As a mom of biracial kids, my mission is to teach them about their identity. So when it comes to buying toys, I'm always on the hunt for toys that resemble them, in addition to buying dolls of other races. But to be honest, I haven't really thought about the issue of gender-specific toys. Until now.
When the creative director of Moschino, Jeremy Scott, shared on his Instagram account that the new Moschino Barbie was sold out within an hour of its launch, it was obvious that the now iconic Mattel toy has become a huge hit.
In fact, the $150 doll, which is part of an eight-piece collection, is resonating in more ways than one. The Moschino Barbie commercial is now breaking boundaries by featuring a boy in it.
Sporting a Jeremy Scott-inspired outfit, the child says with attitude, "Moschino Barbie is so fierce!" Then Barbie's cell phone goes off and he adds, "It's for you, Moschino Barbie," followed by a wink.
This commercial couldn't come at better time. With the holiday season upon us and parents thinking about what to buy for their little ones, it really makes you wonder how gender-specific toys impact kids.

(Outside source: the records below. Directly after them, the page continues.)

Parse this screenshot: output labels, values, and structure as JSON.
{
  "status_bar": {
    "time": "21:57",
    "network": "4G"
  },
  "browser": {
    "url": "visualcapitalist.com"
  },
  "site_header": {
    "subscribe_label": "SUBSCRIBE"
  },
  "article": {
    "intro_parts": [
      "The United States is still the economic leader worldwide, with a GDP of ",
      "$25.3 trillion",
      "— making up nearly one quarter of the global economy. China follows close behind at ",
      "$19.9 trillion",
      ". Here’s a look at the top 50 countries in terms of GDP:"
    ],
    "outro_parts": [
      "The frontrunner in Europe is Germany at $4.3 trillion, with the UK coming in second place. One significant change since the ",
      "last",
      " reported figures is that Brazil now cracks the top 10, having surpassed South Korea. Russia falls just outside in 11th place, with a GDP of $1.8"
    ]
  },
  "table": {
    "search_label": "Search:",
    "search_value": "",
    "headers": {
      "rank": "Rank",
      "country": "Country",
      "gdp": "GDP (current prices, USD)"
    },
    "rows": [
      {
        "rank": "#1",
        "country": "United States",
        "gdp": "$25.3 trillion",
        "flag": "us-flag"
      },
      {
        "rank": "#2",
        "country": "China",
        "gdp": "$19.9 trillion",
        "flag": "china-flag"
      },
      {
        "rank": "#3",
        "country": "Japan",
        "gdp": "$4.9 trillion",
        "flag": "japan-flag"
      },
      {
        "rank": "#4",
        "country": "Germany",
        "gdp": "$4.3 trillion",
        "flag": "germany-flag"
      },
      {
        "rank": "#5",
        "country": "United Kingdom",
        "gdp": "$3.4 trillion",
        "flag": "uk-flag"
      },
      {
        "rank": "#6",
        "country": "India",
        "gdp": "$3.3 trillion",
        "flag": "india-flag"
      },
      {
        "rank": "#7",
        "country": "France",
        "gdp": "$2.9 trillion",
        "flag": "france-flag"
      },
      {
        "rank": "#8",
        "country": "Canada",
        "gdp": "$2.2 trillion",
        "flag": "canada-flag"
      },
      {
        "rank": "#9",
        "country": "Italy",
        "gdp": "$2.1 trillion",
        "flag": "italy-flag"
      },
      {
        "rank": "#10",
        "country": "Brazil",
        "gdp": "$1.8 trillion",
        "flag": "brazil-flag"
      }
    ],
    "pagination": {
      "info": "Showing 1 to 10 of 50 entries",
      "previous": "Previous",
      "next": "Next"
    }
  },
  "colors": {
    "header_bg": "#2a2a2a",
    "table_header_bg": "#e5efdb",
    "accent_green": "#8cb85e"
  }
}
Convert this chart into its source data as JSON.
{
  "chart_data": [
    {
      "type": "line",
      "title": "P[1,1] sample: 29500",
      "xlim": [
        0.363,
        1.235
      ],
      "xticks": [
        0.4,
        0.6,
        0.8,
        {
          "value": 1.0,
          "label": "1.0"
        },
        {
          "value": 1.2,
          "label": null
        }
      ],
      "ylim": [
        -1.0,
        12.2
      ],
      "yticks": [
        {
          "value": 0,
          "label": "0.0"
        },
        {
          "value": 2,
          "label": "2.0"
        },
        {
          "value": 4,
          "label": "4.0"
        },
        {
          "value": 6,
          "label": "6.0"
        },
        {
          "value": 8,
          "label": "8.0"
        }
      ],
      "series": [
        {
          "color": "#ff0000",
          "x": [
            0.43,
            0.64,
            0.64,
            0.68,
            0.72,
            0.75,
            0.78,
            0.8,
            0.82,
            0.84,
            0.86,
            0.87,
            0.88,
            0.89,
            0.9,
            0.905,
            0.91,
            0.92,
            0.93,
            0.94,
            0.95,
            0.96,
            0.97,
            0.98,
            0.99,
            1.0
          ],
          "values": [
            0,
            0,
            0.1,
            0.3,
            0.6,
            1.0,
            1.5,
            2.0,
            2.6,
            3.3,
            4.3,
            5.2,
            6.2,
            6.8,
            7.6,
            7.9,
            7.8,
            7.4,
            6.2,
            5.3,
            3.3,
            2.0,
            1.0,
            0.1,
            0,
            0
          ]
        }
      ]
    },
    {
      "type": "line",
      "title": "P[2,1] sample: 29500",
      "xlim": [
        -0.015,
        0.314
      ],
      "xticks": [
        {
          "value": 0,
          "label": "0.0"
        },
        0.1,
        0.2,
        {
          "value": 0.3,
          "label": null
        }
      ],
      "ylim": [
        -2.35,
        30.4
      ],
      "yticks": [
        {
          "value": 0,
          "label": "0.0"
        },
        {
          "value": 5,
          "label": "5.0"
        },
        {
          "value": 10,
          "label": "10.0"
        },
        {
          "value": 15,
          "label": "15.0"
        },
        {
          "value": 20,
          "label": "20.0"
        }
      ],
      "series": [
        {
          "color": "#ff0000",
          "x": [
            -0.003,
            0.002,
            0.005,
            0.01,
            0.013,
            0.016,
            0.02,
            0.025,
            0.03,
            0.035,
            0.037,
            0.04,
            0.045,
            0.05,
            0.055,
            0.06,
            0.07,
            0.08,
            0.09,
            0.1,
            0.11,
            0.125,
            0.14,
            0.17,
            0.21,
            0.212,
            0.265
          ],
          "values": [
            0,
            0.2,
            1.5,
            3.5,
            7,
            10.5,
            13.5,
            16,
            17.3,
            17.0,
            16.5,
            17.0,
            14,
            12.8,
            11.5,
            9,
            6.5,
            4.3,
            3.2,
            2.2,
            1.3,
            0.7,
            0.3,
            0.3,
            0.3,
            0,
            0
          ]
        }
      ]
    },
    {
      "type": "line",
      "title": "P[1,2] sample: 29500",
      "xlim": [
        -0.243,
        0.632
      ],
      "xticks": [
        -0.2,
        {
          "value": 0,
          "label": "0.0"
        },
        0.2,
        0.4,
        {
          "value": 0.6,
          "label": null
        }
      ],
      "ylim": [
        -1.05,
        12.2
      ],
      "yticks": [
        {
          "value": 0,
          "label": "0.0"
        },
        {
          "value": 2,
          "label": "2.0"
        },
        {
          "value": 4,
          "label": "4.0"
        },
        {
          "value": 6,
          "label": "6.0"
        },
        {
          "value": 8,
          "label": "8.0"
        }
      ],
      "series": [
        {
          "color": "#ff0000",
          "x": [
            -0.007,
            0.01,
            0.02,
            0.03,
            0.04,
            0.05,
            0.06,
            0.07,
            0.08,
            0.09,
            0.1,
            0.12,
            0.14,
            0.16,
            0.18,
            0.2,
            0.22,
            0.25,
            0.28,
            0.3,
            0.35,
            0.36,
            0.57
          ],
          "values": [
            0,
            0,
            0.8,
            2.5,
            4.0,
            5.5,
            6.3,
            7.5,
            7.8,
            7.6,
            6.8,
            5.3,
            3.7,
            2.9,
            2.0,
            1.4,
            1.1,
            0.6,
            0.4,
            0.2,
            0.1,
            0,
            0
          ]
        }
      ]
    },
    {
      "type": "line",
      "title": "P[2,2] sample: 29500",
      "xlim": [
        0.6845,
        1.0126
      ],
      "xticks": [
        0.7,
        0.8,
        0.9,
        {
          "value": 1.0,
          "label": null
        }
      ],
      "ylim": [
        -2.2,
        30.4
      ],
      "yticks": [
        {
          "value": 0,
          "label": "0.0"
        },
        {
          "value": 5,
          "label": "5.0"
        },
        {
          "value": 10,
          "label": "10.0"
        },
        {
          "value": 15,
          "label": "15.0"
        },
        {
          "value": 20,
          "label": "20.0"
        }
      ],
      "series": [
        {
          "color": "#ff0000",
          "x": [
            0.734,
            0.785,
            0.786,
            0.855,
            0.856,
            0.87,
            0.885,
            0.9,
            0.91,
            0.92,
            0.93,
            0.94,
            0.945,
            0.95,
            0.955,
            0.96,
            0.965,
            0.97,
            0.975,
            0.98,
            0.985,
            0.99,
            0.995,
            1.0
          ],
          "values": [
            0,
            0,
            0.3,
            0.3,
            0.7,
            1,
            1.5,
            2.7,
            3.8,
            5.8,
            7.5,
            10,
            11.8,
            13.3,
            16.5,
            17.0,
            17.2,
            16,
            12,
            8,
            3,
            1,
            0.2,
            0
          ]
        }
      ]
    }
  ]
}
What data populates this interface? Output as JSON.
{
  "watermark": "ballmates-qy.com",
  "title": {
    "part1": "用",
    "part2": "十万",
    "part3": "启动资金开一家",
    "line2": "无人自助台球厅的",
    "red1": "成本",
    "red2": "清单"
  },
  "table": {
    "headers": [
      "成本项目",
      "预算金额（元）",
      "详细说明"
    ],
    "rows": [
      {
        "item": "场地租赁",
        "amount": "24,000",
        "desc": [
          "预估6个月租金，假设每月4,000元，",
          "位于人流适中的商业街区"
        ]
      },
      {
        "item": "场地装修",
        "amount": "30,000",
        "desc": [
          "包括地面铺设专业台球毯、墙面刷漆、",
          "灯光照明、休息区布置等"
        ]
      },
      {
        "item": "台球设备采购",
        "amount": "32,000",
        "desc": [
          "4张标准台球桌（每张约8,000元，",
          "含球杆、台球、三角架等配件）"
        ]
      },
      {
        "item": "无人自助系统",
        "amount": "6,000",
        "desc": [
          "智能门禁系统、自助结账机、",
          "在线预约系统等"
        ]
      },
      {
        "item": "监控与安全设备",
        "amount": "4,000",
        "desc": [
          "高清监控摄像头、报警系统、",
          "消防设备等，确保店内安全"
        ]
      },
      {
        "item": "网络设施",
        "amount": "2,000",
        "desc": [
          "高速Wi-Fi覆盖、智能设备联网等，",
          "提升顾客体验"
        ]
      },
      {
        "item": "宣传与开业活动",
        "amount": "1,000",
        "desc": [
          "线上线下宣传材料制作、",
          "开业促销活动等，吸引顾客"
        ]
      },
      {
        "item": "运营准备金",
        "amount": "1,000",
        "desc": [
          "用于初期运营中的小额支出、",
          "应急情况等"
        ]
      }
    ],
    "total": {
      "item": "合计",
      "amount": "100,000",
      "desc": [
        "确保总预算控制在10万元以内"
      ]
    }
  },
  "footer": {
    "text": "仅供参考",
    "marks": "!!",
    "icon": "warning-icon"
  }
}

The National Association for the Education of Young Children works to promote high-quality early learning for all young children, from birth through age 8, by connecting early childhood practice, policy and research. The organization enlisted the help of childhood experts like Judith Elaine Blakemore to tackle this subject matter.
Blakemore is professor of psychology and associate dean of Arts and Sciences for Faculty Development at Indiana University-Purdue University and researches the development of gender roles. She classified over 100 toys and how each impacted boys and girls. She later found that boys associated with toys related with aggression and fighting, whereas girls identified more with appearance as seen with Barbies, ballerinas and makeup.
It was the adults who drew constant attention to the fact that he was a boy playing with dolls.
Blakemore concluded that in order to to develop children's physical, cognitive, academic, musical and artistic skills, parents should stick with non-gender-specific toys.
However, child-play researcher and psychologist Peter Gray has a different take on the gender-neutral toy debate when it comes to children's play and overall development, arguing children shouldn't be forced to play in any certain way.
He says, "When we try to direct their play by saying something like, 'You can't play with guns,' or whatever, then the child isn't going into it with same enthusiasm and they're not learning to take control of their own lives."
Gray also thinks it's unlikely toys can change gender inequality. To him, what we give kids to play with doesn't shape their future—instead the interests and toys are a reflection of the culture our kids are born into.
Still, I can't help but think that ads like the Moschino Barbie one and the push for gender-neutral toys takes us one step closer to gender equality. Toys are a reflection of our culture, yes, but there's something to be said about breaking that boundary in whatever ways we can in order to change the culture that toys reflect.
It's actually quite sad that we need to draw attention to something that should actually be a given. I thought about my male cousin and me playing with dolls as children. Back then, I really didn't think anything of it. However, it was the adults who drew constant attention to the fact that he was a boy playing with dolls.
I've seen my son and daughter play with dolls, trucks, cars and blocks. I'll continue to foster that freedom and allow them to choose. Because it's time we get rid of toy stereotypes for good.